Minas Gerais vive uma das maiores crises ambientais de sua história recente. Com mais de 10 milhões de hectares queimados ao longo dos últimos 40 anos — o equivalente a 17% do território estadual — o estado se tornou um dos epicentros das queimadas ilegais no Brasil. Somente entre janeiro e setembro de 2025, o Corpo de Bombeiros Militar de Minas registrou 18.972 focos de incêndio em áreas de vegetação, com uma média de 150 ocorrências diárias em setembro.
O impacto direto sobre o agronegócio é alarmante. Segundo estimativas da Emater-MG, os prejuízos provocados por incêndios no campo ultrapassaram R$ 1,2 bilhão apenas entre agosto e setembro do ano passado. As áreas mais afetadas se concentram nos biomas Cerrado e Mata Atlântica, especialmente em regiões de agropecuária e formações savânicas, onde o fogo se alastra com maior facilidade.
Fogo no campo: prejuízos e riscos para o agronegócio
Minas Gerais possui a maior área plantada de florestas do país, com mais de 2,3 milhões de hectares, além de uma ampla variedade de cultivos agrícolas e pastagens.

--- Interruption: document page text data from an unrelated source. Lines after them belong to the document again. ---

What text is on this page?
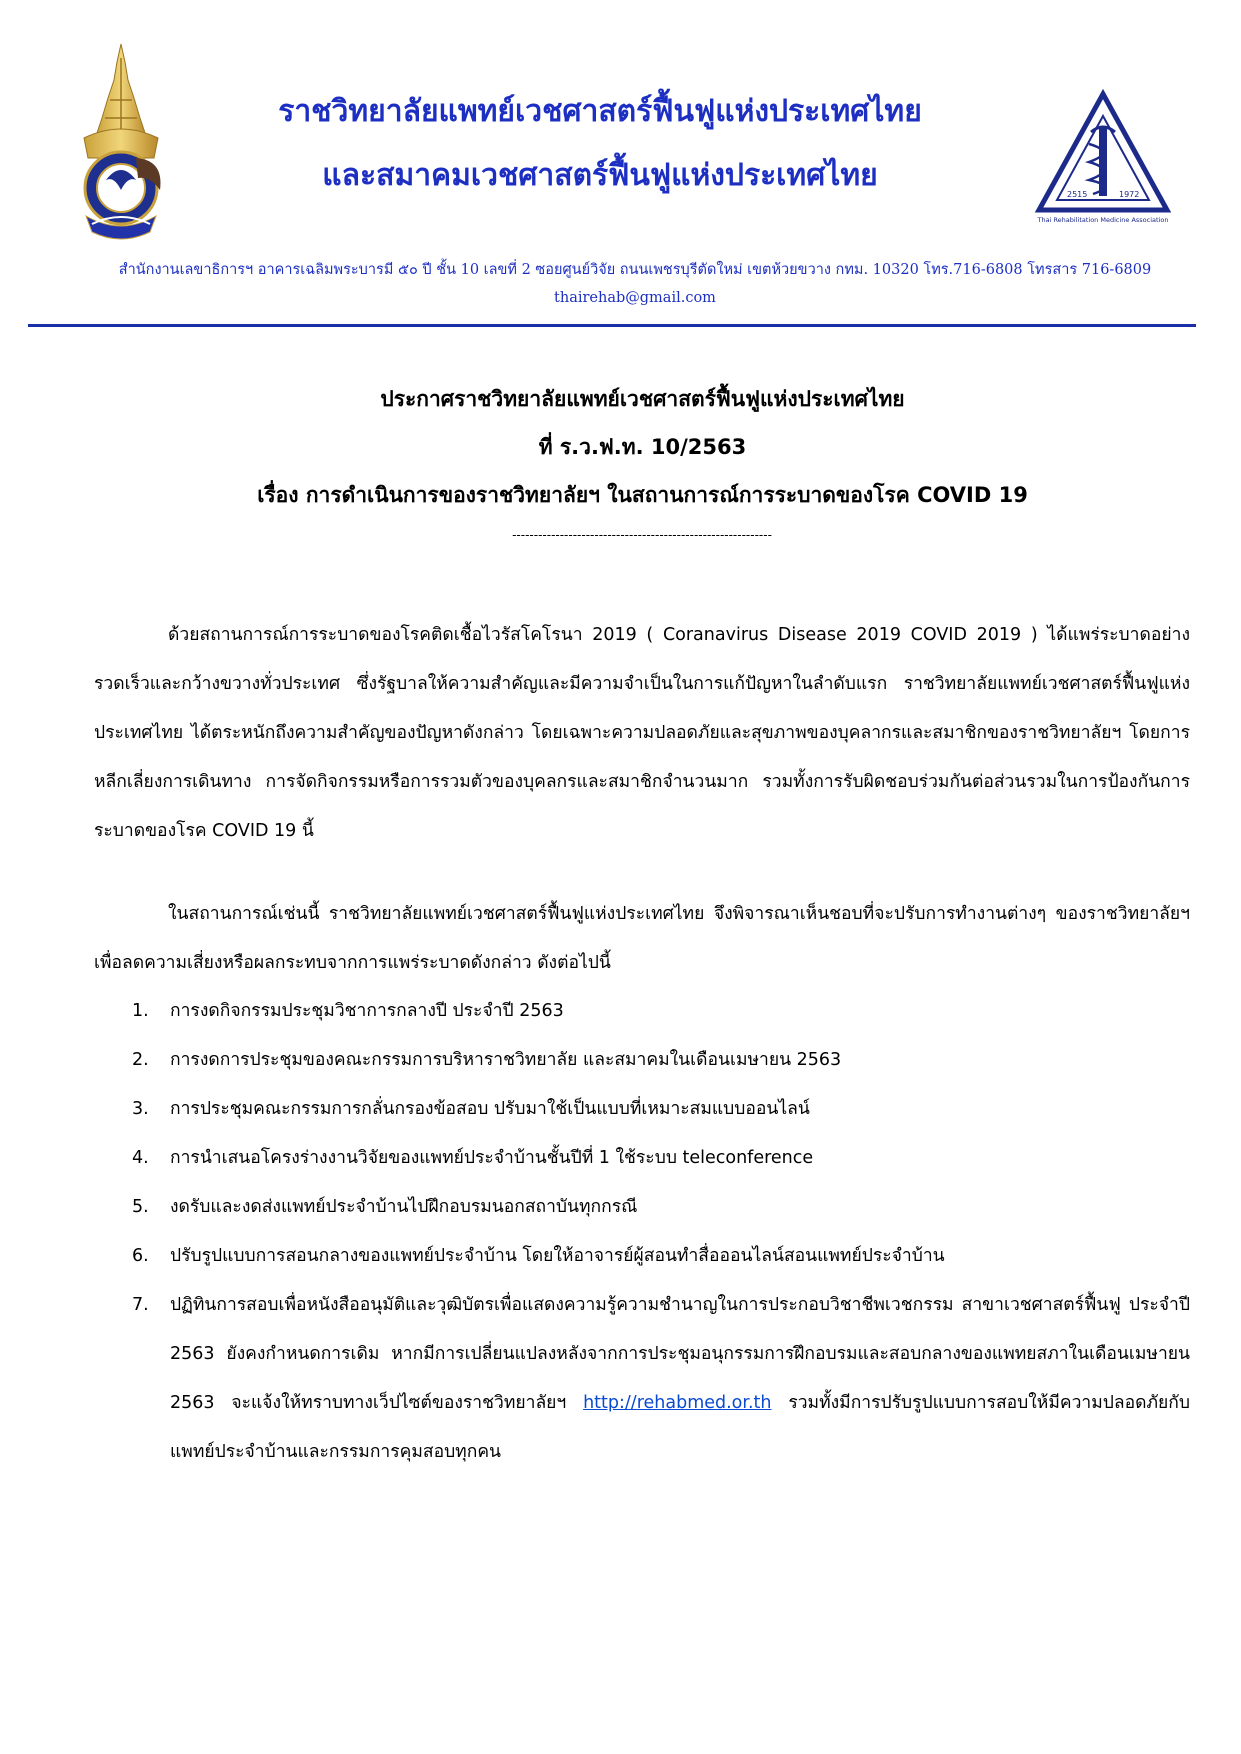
ราชวิทยาลัยแพทย์เวชศาสตร์ฟื้นฟูแห่งประเทศไทย
และสมาคมเวชศาสตร์ฟื้นฟูแห่งประเทศไทย
2515	1972
Thai Rehabilitation Medicine Association
สำนักงานเลขาธิการฯ อาคารเฉลิมพระบารมี ๕๐ ปี ชั้น 10 เลขที่ 2 ซอยศูนย์วิจัย ถนนเพชรบุรีตัดใหม่ เขตห้วยขวาง กทม. 10320 โทร.716-6808 โทรสาร 716-6809
thairehab@gmail.com
ประกาศราชวิทยาลัยแพทย์เวชศาสตร์ฟื้นฟูแห่งประเทศไทย
ที่ ร.ว.ฟ.ท. 10/2563
เรื่อง การดำเนินการของราชวิทยาลัยฯ ในสถานการณ์การระบาดของโรค COVID 19
------------------------------------------------------------
ด้วยสถานการณ์การระบาดของโรคติดเชื้อไวรัสโคโรนา 2019 ( Coranavirus Disease 2019 COVID 2019 ) ได้แพร่ระบาดอย่างรวดเร็วและกว้างขวางทั่วประเทศ ซึ่งรัฐบาลให้ความสำคัญและมีความจำเป็นในการแก้ปัญหาในลำดับแรก ราชวิทยาลัยแพทย์เวชศาสตร์ฟื้นฟูแห่งประเทศไทย ได้ตระหนักถึงความสำคัญของปัญหาดังกล่าว โดยเฉพาะความปลอดภัยและสุขภาพของบุคลากรและสมาชิกของราชวิทยาลัยฯ โดยการหลีกเลี่ยงการเดินทาง การจัดกิจกรรมหรือการรวมตัวของบุคลกรและสมาชิกจำนวนมาก รวมทั้งการรับผิดชอบร่วมกันต่อส่วนรวมในการป้องกันการระบาดของโรค COVID 19 นี้
ในสถานการณ์เช่นนี้ ราชวิทยาลัยแพทย์เวชศาสตร์ฟื้นฟูแห่งประเทศไทย จึงพิจารณาเห็นชอบที่จะปรับการทำงานต่างๆ ของราชวิทยาลัยฯ เพื่อลดความเสี่ยงหรือผลกระทบจากการแพร่ระบาดดังกล่าว ดังต่อไปนี้
1. การงดกิจกรรมประชุมวิชาการกลางปี ประจำปี 2563
2. การงดการประชุมของคณะกรรมการบริหาราชวิทยาลัย และสมาคมในเดือนเมษายน 2563
3. การประชุมคณะกรรมการกลั่นกรองข้อสอบ ปรับมาใช้เป็นแบบที่เหมาะสมแบบออนไลน์
4. การนำเสนอโครงร่างงานวิจัยของแพทย์ประจำบ้านชั้นปีที่ 1 ใช้ระบบ teleconference
5. งดรับและงดส่งแพทย์ประจำบ้านไปฝึกอบรมนอกสถาบันทุกกรณี
6. ปรับรูปแบบการสอนกลางของแพทย์ประจำบ้าน โดยให้อาจารย์ผู้สอนทำสื่อออนไลน์สอนแพทย์ประจำบ้าน
7. ปฏิทินการสอบเพื่อหนังสืออนุมัติและวุฒิบัตรเพื่อแสดงความรู้ความชำนาญในการประกอบวิชาชีพเวชกรรม สาขาเวชศาสตร์ฟื้นฟู ประจำปี 2563 ยังคงกำหนดการเดิม หากมีการเปลี่ยนแปลงหลังจากการประชุมอนุกรรมการฝึกอบรมและสอบกลางของแพทยสภาในเดือนเมษายน 2563 จะแจ้งให้ทราบทางเว็ปไซต์ของราชวิทยาลัยฯ http://rehabmed.or.th รวมทั้งมีการปรับรูปแบบการสอบให้มีความปลอดภัยกับแพทย์ประจำบ้านและกรรมการคุมสอบทุกคน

O avanço das queimadas compromete diretamente a produção rural, a qualidade do solo, a segurança hídrica e a biodiversidade — pilares essenciais para a sustentabilidade do agronegócio.
O biólogo André Luiz Zaidan, professor da Afya Contagem, alerta para os efeitos ecológicos sobre os biomas. “A Mata Atlântica, por ser um bioma úmido e não adaptado ao fogo, sofre impactos severos. As queimadas causam alta mortalidade de flora e fauna, dificultam a regeneração natural e empobrecem a floresta. Com isso, há perda de funções ecológicas essenciais, como o sequestro de carbono e a regulação do ciclo da água.”

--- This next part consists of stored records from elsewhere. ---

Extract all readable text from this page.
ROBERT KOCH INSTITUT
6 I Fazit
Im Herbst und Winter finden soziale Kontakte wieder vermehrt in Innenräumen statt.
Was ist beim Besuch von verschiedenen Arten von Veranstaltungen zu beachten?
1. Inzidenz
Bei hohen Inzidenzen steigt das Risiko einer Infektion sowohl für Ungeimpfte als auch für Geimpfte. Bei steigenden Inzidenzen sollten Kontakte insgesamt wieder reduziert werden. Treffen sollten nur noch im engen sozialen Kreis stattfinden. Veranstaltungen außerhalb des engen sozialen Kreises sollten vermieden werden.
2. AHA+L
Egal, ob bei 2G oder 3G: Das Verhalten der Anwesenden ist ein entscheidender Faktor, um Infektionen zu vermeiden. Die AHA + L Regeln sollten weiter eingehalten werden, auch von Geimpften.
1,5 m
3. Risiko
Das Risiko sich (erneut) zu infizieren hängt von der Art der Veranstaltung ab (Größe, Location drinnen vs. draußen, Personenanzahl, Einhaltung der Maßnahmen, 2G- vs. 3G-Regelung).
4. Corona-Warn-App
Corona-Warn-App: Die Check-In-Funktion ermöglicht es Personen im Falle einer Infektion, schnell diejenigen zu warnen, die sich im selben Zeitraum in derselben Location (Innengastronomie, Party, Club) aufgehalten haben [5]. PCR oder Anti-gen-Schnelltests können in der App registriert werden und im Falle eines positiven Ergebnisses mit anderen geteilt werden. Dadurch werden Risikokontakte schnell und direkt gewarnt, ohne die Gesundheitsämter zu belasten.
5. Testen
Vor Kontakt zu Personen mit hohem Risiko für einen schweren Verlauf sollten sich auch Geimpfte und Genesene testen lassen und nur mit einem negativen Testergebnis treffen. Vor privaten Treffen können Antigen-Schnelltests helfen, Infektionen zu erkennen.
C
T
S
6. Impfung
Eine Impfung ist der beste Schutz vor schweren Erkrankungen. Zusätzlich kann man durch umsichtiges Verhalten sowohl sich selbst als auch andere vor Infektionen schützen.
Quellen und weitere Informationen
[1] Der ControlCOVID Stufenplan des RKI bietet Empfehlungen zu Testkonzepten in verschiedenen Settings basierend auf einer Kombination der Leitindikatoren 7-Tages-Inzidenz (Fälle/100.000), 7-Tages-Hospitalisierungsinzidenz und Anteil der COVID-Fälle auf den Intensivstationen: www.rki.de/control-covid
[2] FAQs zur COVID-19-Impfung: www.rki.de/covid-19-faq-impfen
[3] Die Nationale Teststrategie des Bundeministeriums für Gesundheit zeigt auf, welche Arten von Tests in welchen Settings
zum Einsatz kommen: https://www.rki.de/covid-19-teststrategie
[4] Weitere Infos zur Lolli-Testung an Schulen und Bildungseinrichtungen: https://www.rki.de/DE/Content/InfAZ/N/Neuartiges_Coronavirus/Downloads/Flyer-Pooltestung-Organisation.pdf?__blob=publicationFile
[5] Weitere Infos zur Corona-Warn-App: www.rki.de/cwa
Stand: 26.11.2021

No Cerrado, apesar da adaptação natural ao fogo, o aumento da frequência e intensidade das queimadas — geralmente causadas por ação humana — rompe o equilíbrio ecológico. “Isso leva à perda de biodiversidade, à degradação do solo e favorece a invasão de espécies exóticas”, explica Zaidan.
Mobilização do setor agropecuário
Diante da gravidade do cenário, o Governo de Minas Gerais e o Corpo de Bombeiros assinaram um Protocolo de Intenções com representantes do agronegócio mineiro. O objetivo é ampliar e fortalecer as ações de prevenção a incêndios no meio rural, com foco em educação ambiental, reflorestamento e monitoramento em épocas críticas.
As estratégias incluem:
- Restauração ativa e manejo adaptativo
- Controle da erosão e cercamento de áreas vulneráveis
- Uso de barreiras vivas para regeneração natural
- Reintrodução de espécies nativas
- Combate a espécies invasoras
- Engajamento das comunidades locais
Legislação e punições para queimadas ilegais
O advogado ambiental Deilton Ribeiro Brasil, da Afya Sete Lagoas, explica que quem realiza queimadas ilegais pode ser responsabilizado nas esferas penal, administrativa e civil.

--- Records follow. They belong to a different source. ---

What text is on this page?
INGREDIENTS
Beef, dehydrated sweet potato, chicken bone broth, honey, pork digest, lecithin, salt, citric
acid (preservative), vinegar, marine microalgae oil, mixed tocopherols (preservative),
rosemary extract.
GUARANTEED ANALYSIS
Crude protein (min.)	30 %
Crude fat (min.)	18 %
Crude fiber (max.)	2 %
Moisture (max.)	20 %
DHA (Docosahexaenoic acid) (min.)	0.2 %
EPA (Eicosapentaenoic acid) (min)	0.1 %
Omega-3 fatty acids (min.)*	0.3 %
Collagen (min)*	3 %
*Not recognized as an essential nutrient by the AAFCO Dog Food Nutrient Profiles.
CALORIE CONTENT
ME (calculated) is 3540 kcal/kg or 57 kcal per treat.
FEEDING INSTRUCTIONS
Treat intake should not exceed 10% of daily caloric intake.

- Penal: Reclusão de 2 a 4 anos e multa (Lei nº 9.605/1998)
- Administrativa: Multas de R$ 10 mil por hectare em vegetação nativa e R$ 5 mil em florestas plantadas (Decreto nº 6.514/2008, atualizado pelo Decreto nº 12.189/2024)
- Civil: Obrigação de reparar integralmente os danos, independentemente de culpa (Lei nº 6.938/1981)
Apesar do arcabouço legal robusto, o sistema enfrenta dificuldades para punir efetivamente os responsáveis. “Entre os principais obstáculos estão a insuficiência de fiscais, a carência de estrutura nos órgãos ambientais, a complexidade para identificar os autores diretos dos incêndios e a lentidão dos processos administrativos e judiciais”, afirma o advogado.
Reflorestamento urbano e impactos sociais
O impacto das queimadas também se estende às áreas urbanas. Em Belo Horizonte, o Parque Municipal Ursulina de Andrade Mello perdeu 60% de sua cobertura vegetal em apenas dois grandes incêndios nos últimos cinco anos. A prefeitura iniciou um processo de reflorestamento da área, com apoio de ONGs e voluntários.